File ~/repos/paper-qa/paperqa/clients/openalex.py:155, in parse_openalex_to_doc_details(message)
    [147](https://file+.vscode-resource.vscode-cdn.net/Users/andrewwhite/Dropbox/SDB/peptides/~/repos/paper-qa/paperqa/clients/openalex.py:147) authors = [reformat_name(author) for author in authors]
    [148](https://file+.vscode-resource.vscode-cdn.net/Users/andrewwhite/Dropbox/SDB/peptides/~/repos/paper-qa/paperqa/clients/openalex.py:148) sanitized_authors = [
    [149](https://file+.vscode-resource.vscode-cdn.net/Users/andrewwhite/Dropbox/SDB/peptides/~/repos/paper-qa/paperqa/clients/openalex.py:149)     mutate_acute_accents(text=author, replace=True) for author in authors
    [150](https://file+.vscode-resource.vscode-cdn.net/Users/andrewwhite/Dropbox/SDB/peptides/~/repos/paper-qa/paperqa/clients/openalex.py:150) ]
    [152](https://file+.vscode-resource.vscode-cdn.net/Users/andrewwhite/Dropbox/SDB/peptides/~/repos/paper-qa/paperqa/clients/openalex.py:152) publisher = (
    [153](https://file+.vscode-resource.vscode-cdn.net/Users/andrewwhite/Dropbox/SDB/peptides/~/repos/paper-qa/paperqa/clients/openalex.py:153)     message.get("primary_location", {})

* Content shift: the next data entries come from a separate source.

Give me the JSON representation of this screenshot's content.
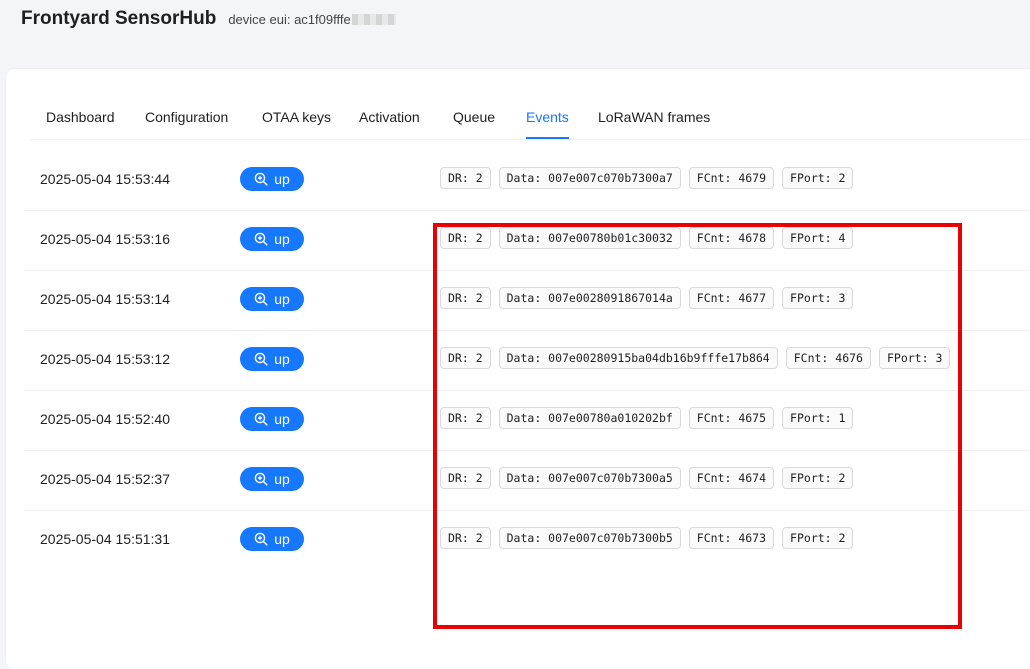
{
  "app": {
    "title": "Frontyard SensorHub",
    "device_eui_label": "device eui: ac1f09fffe"
  },
  "tabs": [
    {
      "label": "Dashboard"
    },
    {
      "label": "Configuration"
    },
    {
      "label": "OTAA keys"
    },
    {
      "label": "Activation"
    },
    {
      "label": "Queue"
    },
    {
      "label": "Events"
    },
    {
      "label": "LoRaWAN frames"
    }
  ],
  "active_tab": "Events",
  "accent_color": "#1677ff",
  "highlight_color": "#ea0000",
  "events": [
    {
      "timestamp": "2025-05-04 15:53:44",
      "type": "up",
      "dr": "DR: 2",
      "data": "Data: 007e007c070b7300a7",
      "fcnt": "FCnt: 4679",
      "fport": "FPort: 2"
    },
    {
      "timestamp": "2025-05-04 15:53:16",
      "type": "up",
      "dr": "DR: 2",
      "data": "Data: 007e00780b01c30032",
      "fcnt": "FCnt: 4678",
      "fport": "FPort: 4"
    },
    {
      "timestamp": "2025-05-04 15:53:14",
      "type": "up",
      "dr": "DR: 2",
      "data": "Data: 007e0028091867014a",
      "fcnt": "FCnt: 4677",
      "fport": "FPort: 3"
    },
    {
      "timestamp": "2025-05-04 15:53:12",
      "type": "up",
      "dr": "DR: 2",
      "data": "Data: 007e00280915ba04db16b9fffe17b864",
      "fcnt": "FCnt: 4676",
      "fport": "FPort: 3"
    },
    {
      "timestamp": "2025-05-04 15:52:40",
      "type": "up",
      "dr": "DR: 2",
      "data": "Data: 007e00780a010202bf",
      "fcnt": "FCnt: 4675",
      "fport": "FPort: 1"
    },
    {
      "timestamp": "2025-05-04 15:52:37",
      "type": "up",
      "dr": "DR: 2",
      "data": "Data: 007e007c070b7300a5",
      "fcnt": "FCnt: 4674",
      "fport": "FPort: 2"
    },
    {
      "timestamp": "2025-05-04 15:51:31",
      "type": "up",
      "dr": "DR: 2",
      "data": "Data: 007e007c070b7300b5",
      "fcnt": "FCnt: 4673",
      "fport": "FPort: 2"
    }
  ]
}
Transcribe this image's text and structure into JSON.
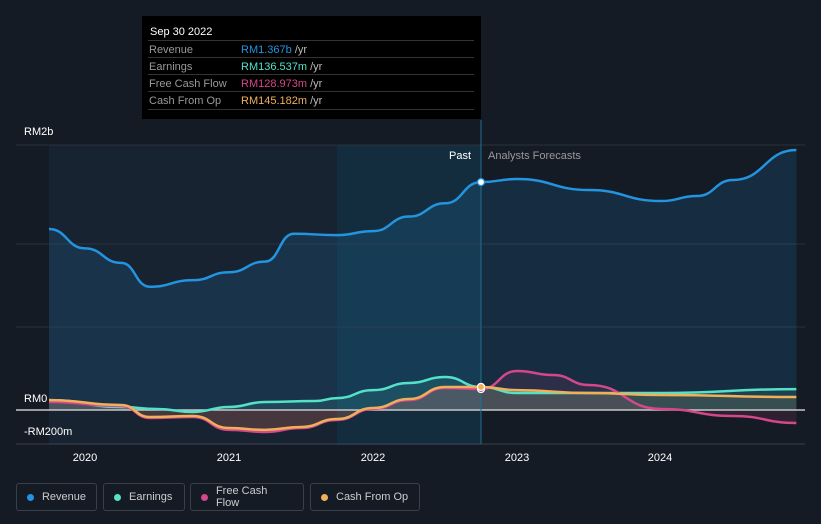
{
  "tooltip": {
    "date": "Sep 30 2022",
    "rows": [
      {
        "label": "Revenue",
        "value": "RM1.367b",
        "unit": "/yr",
        "color": "#2394df"
      },
      {
        "label": "Earnings",
        "value": "RM136.537m",
        "unit": "/yr",
        "color": "#55e0c8"
      },
      {
        "label": "Free Cash Flow",
        "value": "RM128.973m",
        "unit": "/yr",
        "color": "#d4478a"
      },
      {
        "label": "Cash From Op",
        "value": "RM145.182m",
        "unit": "/yr",
        "color": "#f0b05a"
      }
    ]
  },
  "chart_data": {
    "type": "line",
    "title": "",
    "xlabel": "",
    "ylabel": "",
    "y_unit": "RM millions",
    "ylim": [
      -200,
      2000
    ],
    "xlim": [
      2019.55,
      2024.95
    ],
    "y_ticks": [
      {
        "value": 2000,
        "label": "RM2b"
      },
      {
        "value": 0,
        "label": "RM0"
      },
      {
        "value": -200,
        "label": "-RM200m"
      }
    ],
    "x_ticks": [
      {
        "value": 2020,
        "label": "2020"
      },
      {
        "value": 2021,
        "label": "2021"
      },
      {
        "value": 2022,
        "label": "2022"
      },
      {
        "value": 2023,
        "label": "2023"
      },
      {
        "value": 2024,
        "label": "2024"
      }
    ],
    "divider": {
      "x": 2022.75,
      "past_label": "Past",
      "forecast_label": "Analysts Forecasts"
    },
    "series": [
      {
        "name": "Revenue",
        "color": "#2394df",
        "x": [
          2019.75,
          2020.0,
          2020.25,
          2020.45,
          2020.75,
          2021.0,
          2021.25,
          2021.45,
          2021.75,
          2022.0,
          2022.25,
          2022.5,
          2022.75,
          2023.0,
          2023.5,
          2024.0,
          2024.25,
          2024.5,
          2024.94
        ],
        "values": [
          1366,
          1220,
          1110,
          930,
          980,
          1040,
          1120,
          1330,
          1320,
          1350,
          1460,
          1560,
          1720,
          1743,
          1660,
          1577,
          1615,
          1736,
          1962
        ]
      },
      {
        "name": "Earnings",
        "color": "#55e0c8",
        "x": [
          2019.75,
          2020.25,
          2020.5,
          2020.75,
          2021.0,
          2021.25,
          2021.6,
          2021.75,
          2022.0,
          2022.25,
          2022.5,
          2022.75,
          2023.0,
          2023.5,
          2024.0,
          2024.94
        ],
        "values": [
          75,
          23,
          8,
          -15,
          23,
          60,
          68,
          90,
          150,
          204,
          249,
          174,
          128,
          128,
          128,
          158
        ]
      },
      {
        "name": "Free Cash Flow",
        "color": "#d4478a",
        "x": [
          2019.75,
          2020.25,
          2020.45,
          2020.75,
          2021.0,
          2021.25,
          2021.5,
          2021.75,
          2022.0,
          2022.25,
          2022.5,
          2022.75,
          2023.0,
          2023.25,
          2023.5,
          2024.0,
          2024.5,
          2024.94
        ],
        "values": [
          60,
          30,
          -60,
          -53,
          -150,
          -166,
          -136,
          -75,
          8,
          75,
          166,
          158,
          294,
          264,
          189,
          8,
          -45,
          -98
        ]
      },
      {
        "name": "Cash From Op",
        "color": "#f0b05a",
        "x": [
          2019.75,
          2020.25,
          2020.45,
          2020.75,
          2021.0,
          2021.25,
          2021.5,
          2021.75,
          2022.0,
          2022.25,
          2022.5,
          2022.75,
          2023.0,
          2023.5,
          2024.0,
          2024.94
        ],
        "values": [
          75,
          38,
          -53,
          -45,
          -136,
          -150,
          -128,
          -68,
          15,
          83,
          174,
          174,
          150,
          128,
          113,
          98
        ]
      }
    ],
    "legend_position": "bottom-left"
  }
}
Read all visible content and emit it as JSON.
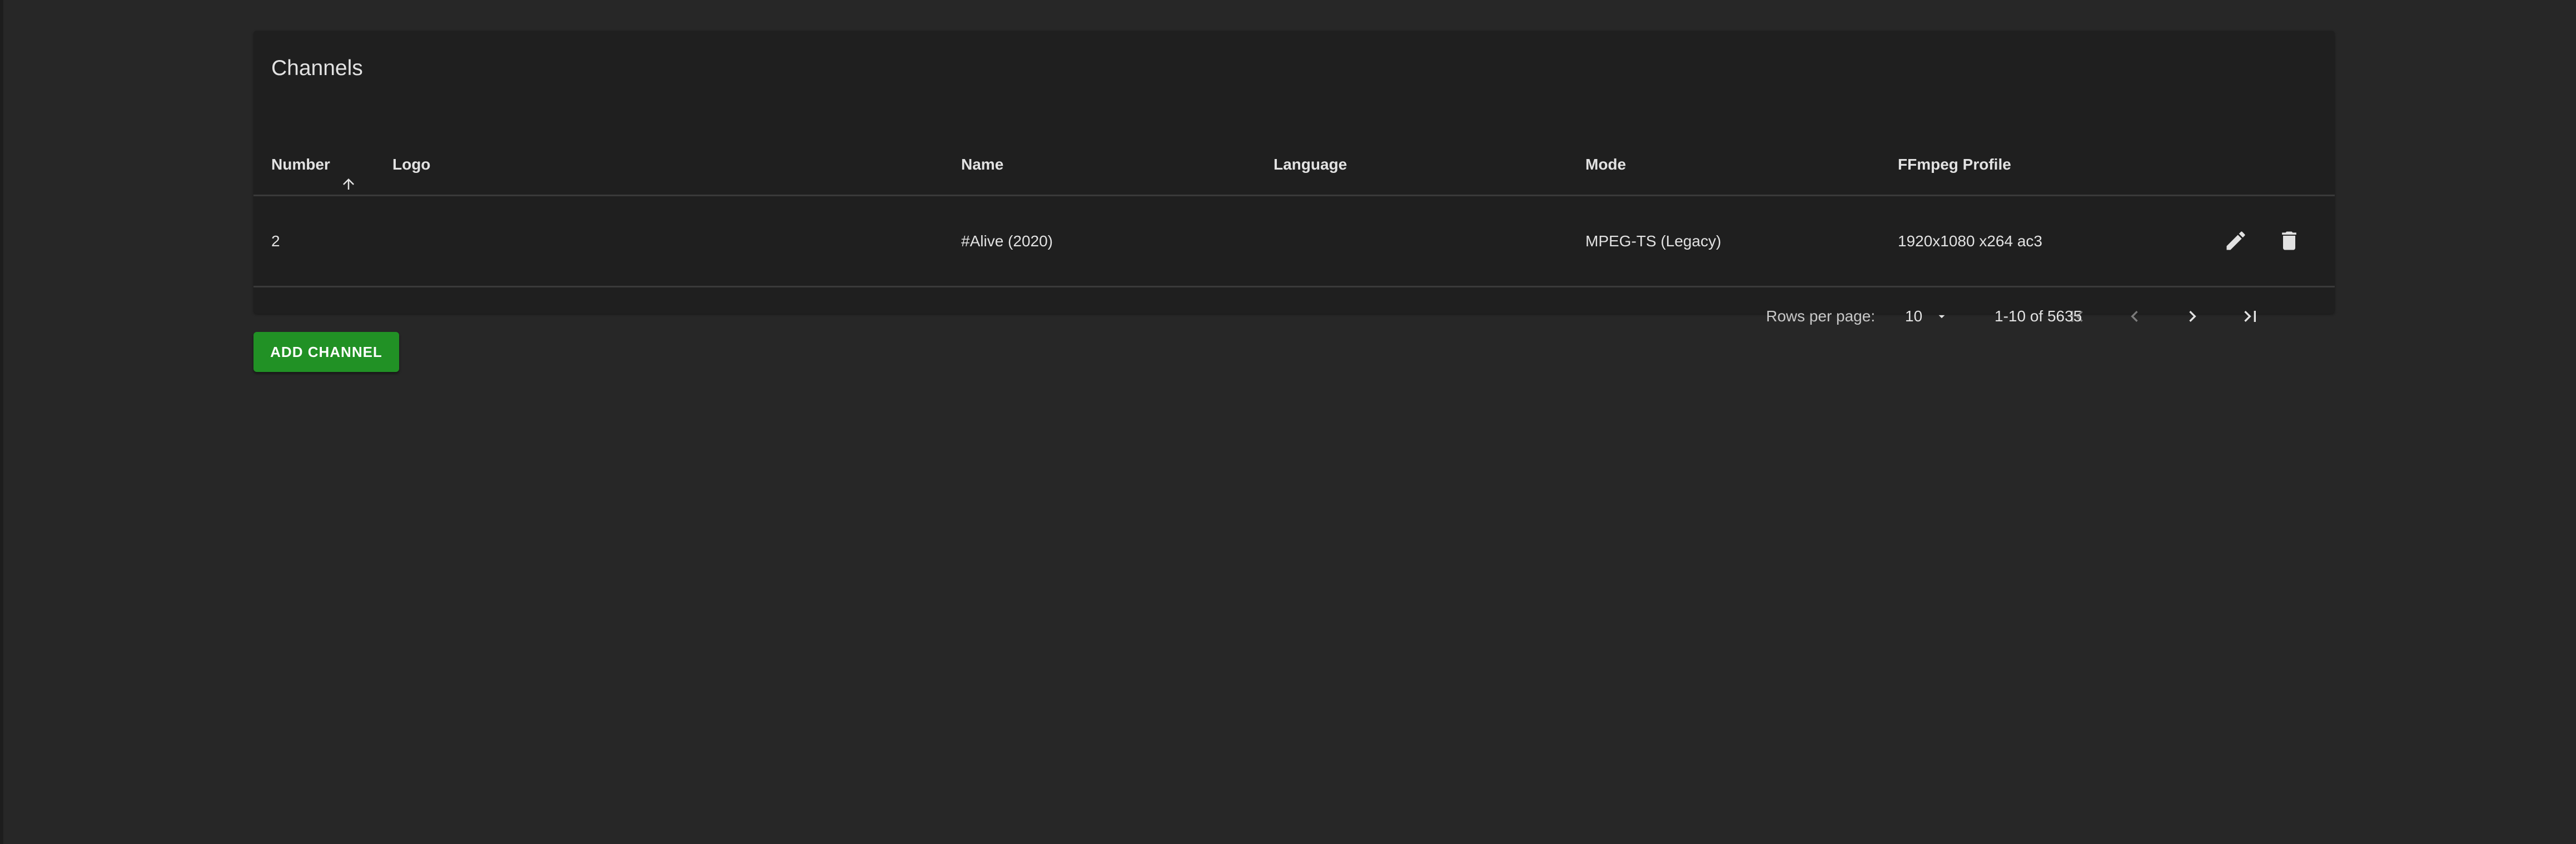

    [154](https://file+.vscode-resource.vscode-cdn.net/Users/andrewwhite/Dropbox/SDB/peptides/~/repos/paper-qa/paperqa/clients/openalex.py:154)     .get("source", {})
--> [155](https://file+.vscode-resource.vscode-cdn.net/Users/andrewwhite/Dropbox/SDB/peptides/~/repos/paper-qa/paperqa/clients/openalex.py:155)     .get("host_organization_name")
    [156](https://file+.vscode-resource.vscode-cdn.net/Users/andrewwhite/Dropbox/SDB/peptides/~/repos/paper-qa/paperqa/clients/openalex.py:156) )
    [157](https://file+.vscode-resource.vscode-cdn.net/Users/andrewwhite/Dropbox/SDB/peptides/~/repos/paper-qa/paperqa/clients/openalex.py:157) journal = message.get("primary_location", {}).get("source", {}).get("display_name")
    [159](https://file+.vscode-resource.vscode-cdn.net/Users/andrewwhite/Dropbox/SDB/peptides/~/repos/paper-qa/paperqa/clients/openalex.py:159) best_oa_location = message.get("best_oa_location")

AttributeError: 'NoneType' object has no attribute 'get'
nadolskit commented 1 month ago

@whitead odd, I thought that defaulting to empty objects would prevent that I'll look into it.